Differentially Expressed Gene Sets in DCM Preceding Heart Failure

The PLN-R9C mutant heart has a calcium flux imbalance due to the mutant (R9C) form of phospholamban which constitutively inhibits the SERCA ATPase responsible for calcium ion transport from the cytosol into the sarcoplasmic reticulum in muscle [22], which eventually leads to heart failure. In an effort to gain clinically useful insights into the causative basis of heart failure from the diverse proteomics patterns generated as part of our ongoing DCM profiling initiative[7, 3436], we developed a computational analysis workflow for interpreting global protein abundance data that combines a statistically principled gene set based enrichment analysis with an efficient graphical summary display for exploratory visualization (Figure 1).

Figure 1. Enrichment analysis workflow.

Figure 1

Outline of the processing of information from tandem MS data to Enrichment Map. First, spectral counts measured for each identified protein at two time points (early and mid-stage) in the PLN-R9C cardiovascular disease model and the healthy (wild-type) control[7], were normalized and ranked by p-value.
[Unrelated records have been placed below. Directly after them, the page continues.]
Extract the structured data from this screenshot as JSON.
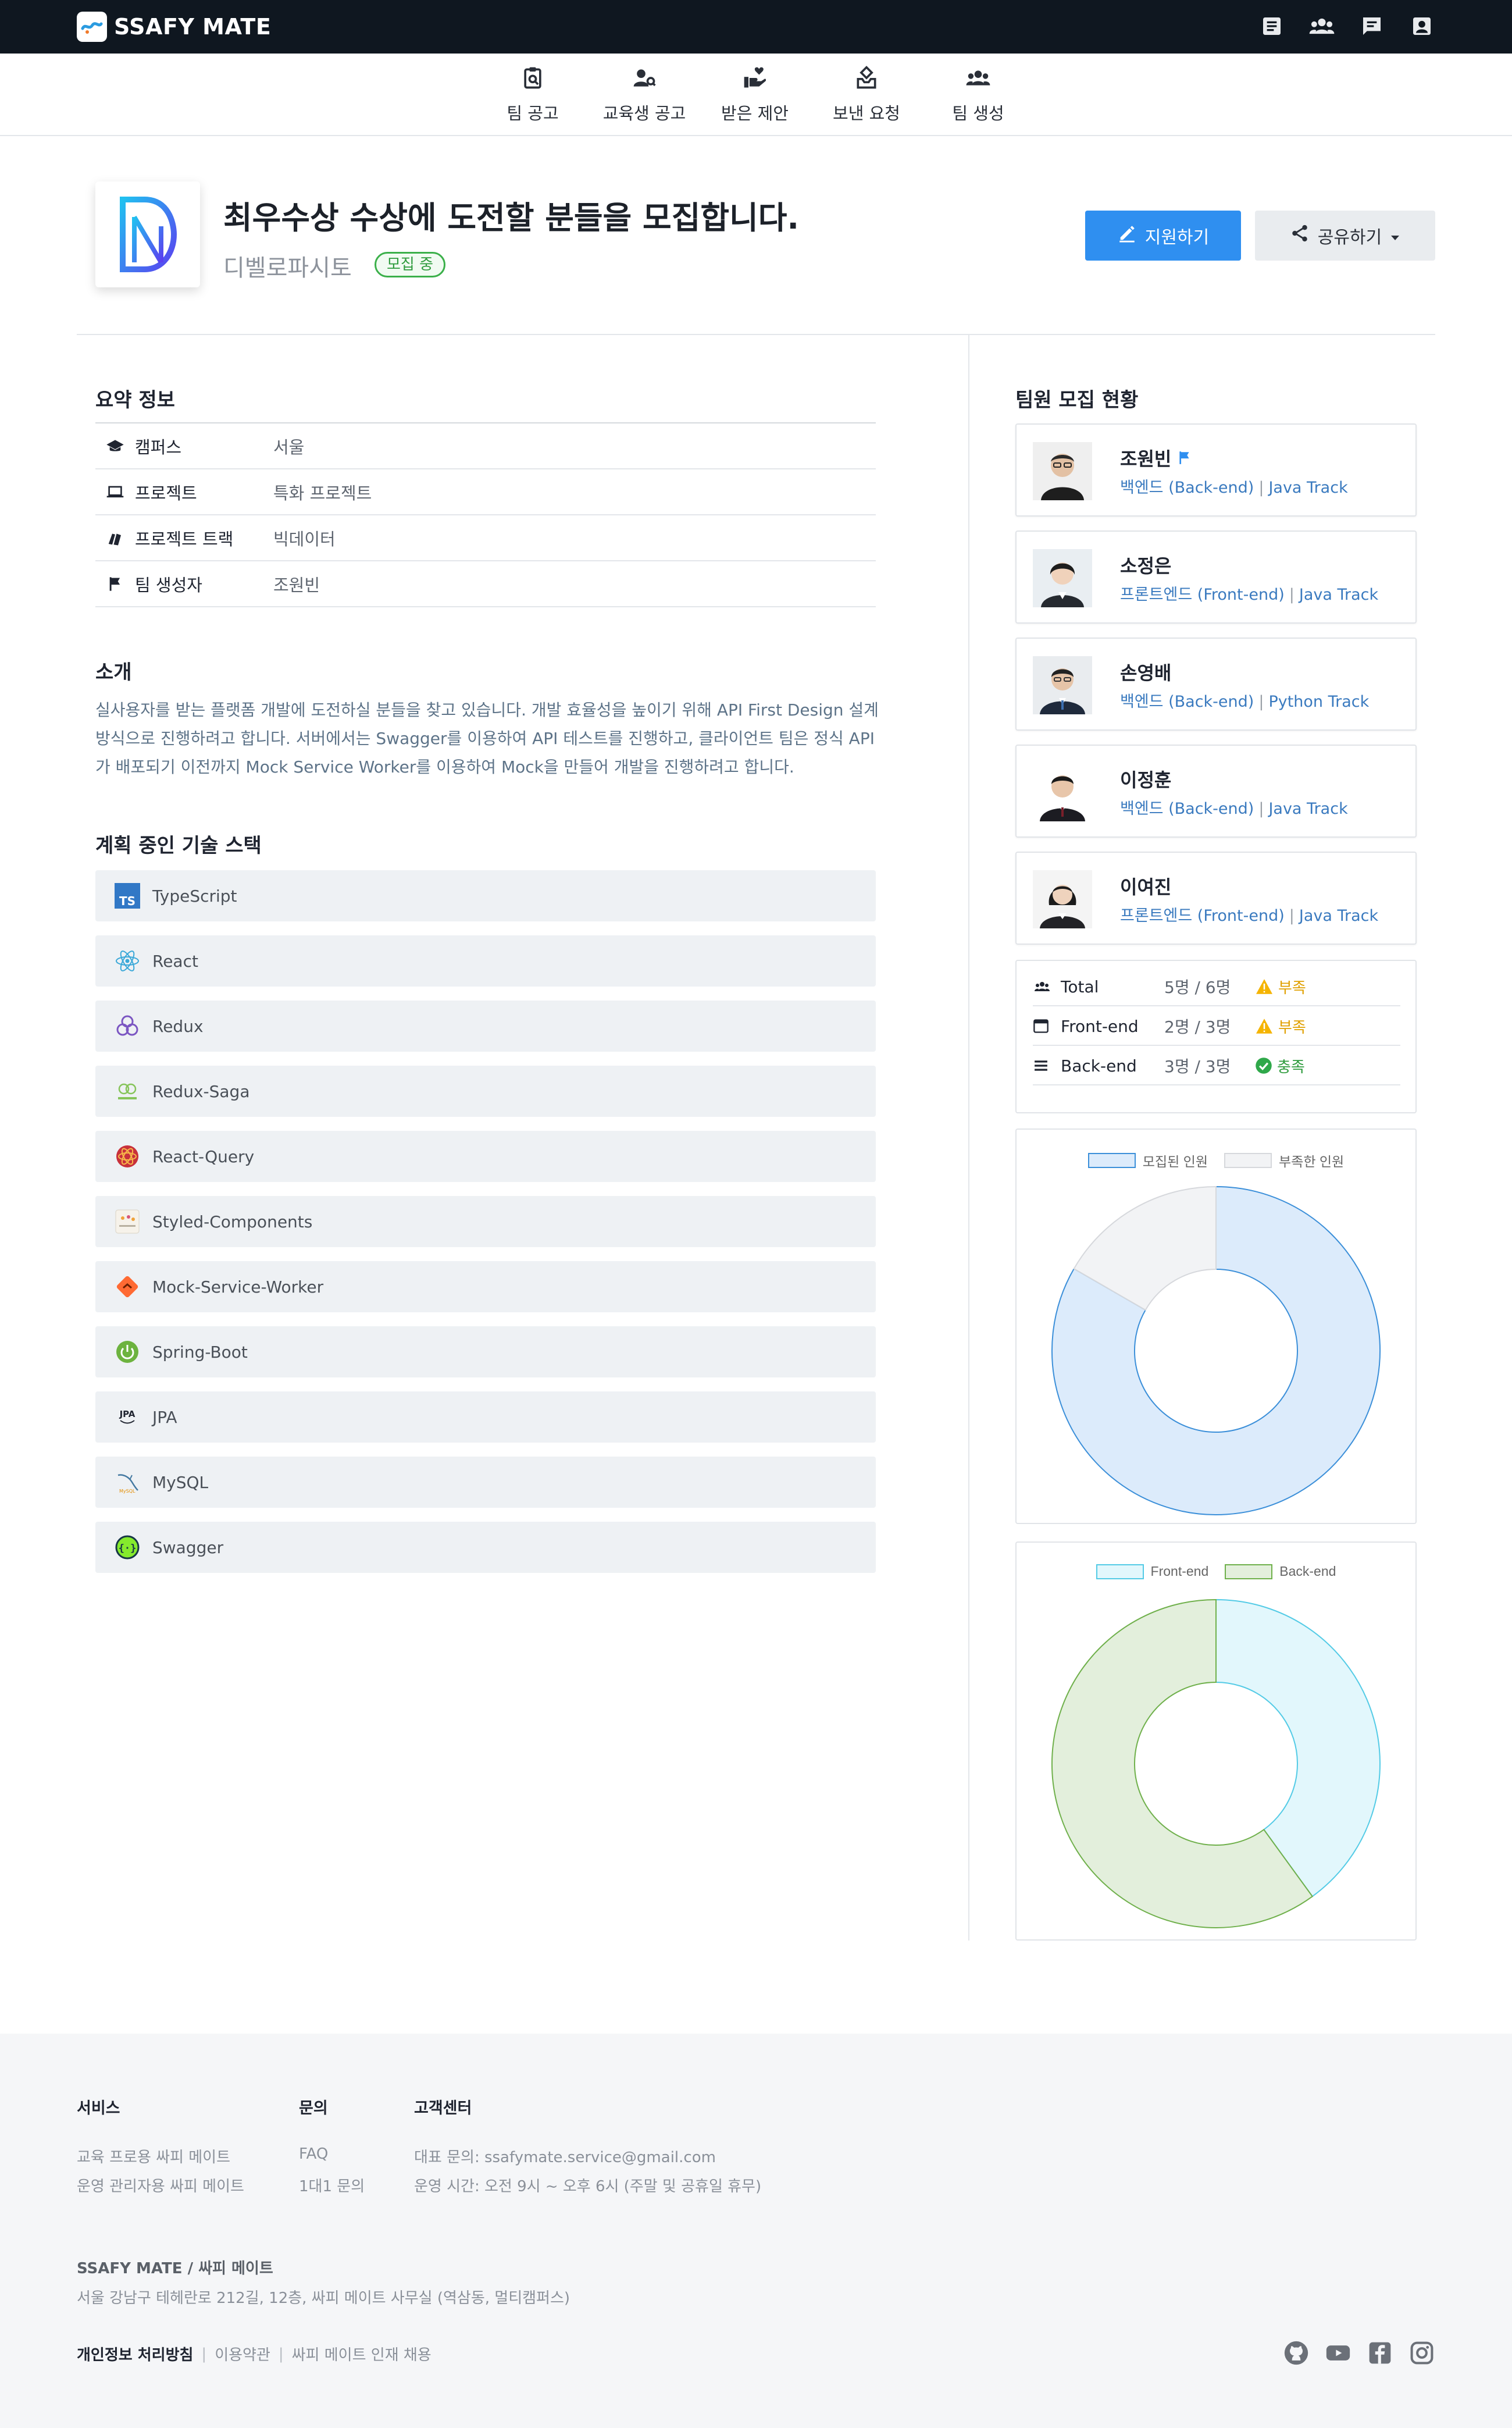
{
  "app": {
    "brand": "SSAFY MATE",
    "top_icons": [
      "board-icon",
      "group-icon",
      "chat-icon",
      "profile-icon"
    ]
  },
  "nav": {
    "items": [
      {
        "label": "팀 공고",
        "icon": "clipboard-search-icon"
      },
      {
        "label": "교육생 공고",
        "icon": "person-search-icon"
      },
      {
        "label": "받은 제안",
        "icon": "hand-heart-icon"
      },
      {
        "label": "보낸 요청",
        "icon": "send-request-icon"
      },
      {
        "label": "팀 생성",
        "icon": "group-add-icon"
      }
    ]
  },
  "header": {
    "title": "최우수상 수상에 도전할 분들을 모집합니다.",
    "team_name": "디벨로파시토",
    "status": "모집 중",
    "apply_label": "지원하기",
    "share_label": "공유하기"
  },
  "summary": {
    "title": "요약 정보",
    "rows": [
      {
        "icon": "graduation-cap-icon",
        "label": "캠퍼스",
        "value": "서울"
      },
      {
        "icon": "laptop-icon",
        "label": "프로젝트",
        "value": "특화 프로젝트"
      },
      {
        "icon": "books-icon",
        "label": "프로젝트 트랙",
        "value": "빅데이터"
      },
      {
        "icon": "flag-icon",
        "label": "팀 생성자",
        "value": "조원빈"
      }
    ]
  },
  "intro": {
    "title": "소개",
    "text": "실사용자를 받는 플랫폼 개발에 도전하실 분들을 찾고 있습니다. 개발 효율성을 높이기 위해 API First Design 설계 방식으로 진행하려고 합니다. 서버에서는 Swagger를 이용하여 API 테스트를 진행하고, 클라이언트 팀은 정식 API가 배포되기 이전까지 Mock Service Worker를 이용하여 Mock을 만들어 개발을 진행하려고 합니다."
  },
  "tech": {
    "title": "계획 중인 기술 스택",
    "items": [
      {
        "name": "TypeScript",
        "icon": "typescript-icon"
      },
      {
        "name": "React",
        "icon": "react-icon"
      },
      {
        "name": "Redux",
        "icon": "redux-icon"
      },
      {
        "name": "Redux-Saga",
        "icon": "redux-saga-icon"
      },
      {
        "name": "React-Query",
        "icon": "react-query-icon"
      },
      {
        "name": "Styled-Components",
        "icon": "styled-components-icon"
      },
      {
        "name": "Mock-Service-Worker",
        "icon": "msw-icon"
      },
      {
        "name": "Spring-Boot",
        "icon": "spring-boot-icon"
      },
      {
        "name": "JPA",
        "icon": "jpa-icon"
      },
      {
        "name": "MySQL",
        "icon": "mysql-icon"
      },
      {
        "name": "Swagger",
        "icon": "swagger-icon"
      }
    ]
  },
  "members": {
    "title": "팀원 모집 현황",
    "list": [
      {
        "name": "조원빈",
        "role": "백엔드 (Back-end)",
        "track": "Java Track",
        "leader": true
      },
      {
        "name": "소정은",
        "role": "프론트엔드 (Front-end)",
        "track": "Java Track",
        "leader": false
      },
      {
        "name": "손영배",
        "role": "백엔드 (Back-end)",
        "track": "Python Track",
        "leader": false
      },
      {
        "name": "이정훈",
        "role": "백엔드 (Back-end)",
        "track": "Java Track",
        "leader": false
      },
      {
        "name": "이여진",
        "role": "프론트엔드 (Front-end)",
        "track": "Java Track",
        "leader": false
      }
    ]
  },
  "stats": {
    "rows": [
      {
        "icon": "group-icon",
        "label": "Total",
        "count": "5명 / 6명",
        "status": "부족",
        "status_icon": "warning-icon",
        "status_color": "#e0a000"
      },
      {
        "icon": "browser-icon",
        "label": "Front-end",
        "count": "2명 / 3명",
        "status": "부족",
        "status_icon": "warning-icon",
        "status_color": "#e0a000"
      },
      {
        "icon": "list-icon",
        "label": "Back-end",
        "count": "3명 / 3명",
        "status": "충족",
        "status_icon": "check-circle-icon",
        "status_color": "#2e9b3d"
      }
    ]
  },
  "chart_data": [
    {
      "type": "pie",
      "donut": true,
      "labels": [
        "모집된 인원",
        "부족한 인원"
      ],
      "values": [
        5,
        1
      ],
      "colors": [
        "#dcebfb",
        "#f2f3f5"
      ],
      "border_colors": [
        "#3b8fd9",
        "#d6d8dc"
      ],
      "legend": "top"
    },
    {
      "type": "pie",
      "donut": true,
      "labels": [
        "Front-end",
        "Back-end"
      ],
      "values": [
        2,
        3
      ],
      "colors": [
        "#e2f7fc",
        "#e3efdc"
      ],
      "border_colors": [
        "#53cbe6",
        "#6fb04b"
      ],
      "legend": "top"
    }
  ],
  "footer": {
    "columns": [
      {
        "title": "서비스",
        "links": [
          "교육 프로용 싸피 메이트",
          "운영 관리자용 싸피 메이트"
        ]
      },
      {
        "title": "문의",
        "links": [
          "FAQ",
          "1대1 문의"
        ]
      },
      {
        "title": "고객센터",
        "links": [
          "대표 문의: ssafymate.service@gmail.com",
          "운영 시간: 오전 9시 ~ 오후 6시 (주말 및 공휴일 휴무)"
        ]
      }
    ],
    "company": "SSAFY MATE / 싸피 메이트",
    "address": "서울 강남구 테헤란로 212길, 12층, 싸피 메이트 사무실 (역삼동, 멀티캠퍼스)",
    "bottom_links": [
      "개인정보 처리방침",
      "이용약관",
      "싸피 메이트 인재 채용"
    ],
    "social": [
      "github-icon",
      "youtube-icon",
      "facebook-icon",
      "instagram-icon"
    ]
  }
}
The ranked protein list was then examined for significant over-representation of gene sets using the threshold-free technique of Gene Set Enrichment Analysis (GSEA). Gene sets were collected from a diverse set of public databases. Finally, the enrichment results were visualized to enable easy manual detection of global trends and hypothesis generation. A node in the Enrichment Map represents a gene set. Node color intensity represents the enrichment significance and the hue (blue/red) indicates whether a particular gene set is up or down-regulated. Node size represents the gene set size and line thickness shows the degree of overlap (shared genes) between the two gene sets it connects. Two different enrichment experiments were simultaneously visualized to compare the enrichment results of the early and mid disease stages by mapping early-stage results to the node center (inner part) and mid-stage results to the node border (outer part).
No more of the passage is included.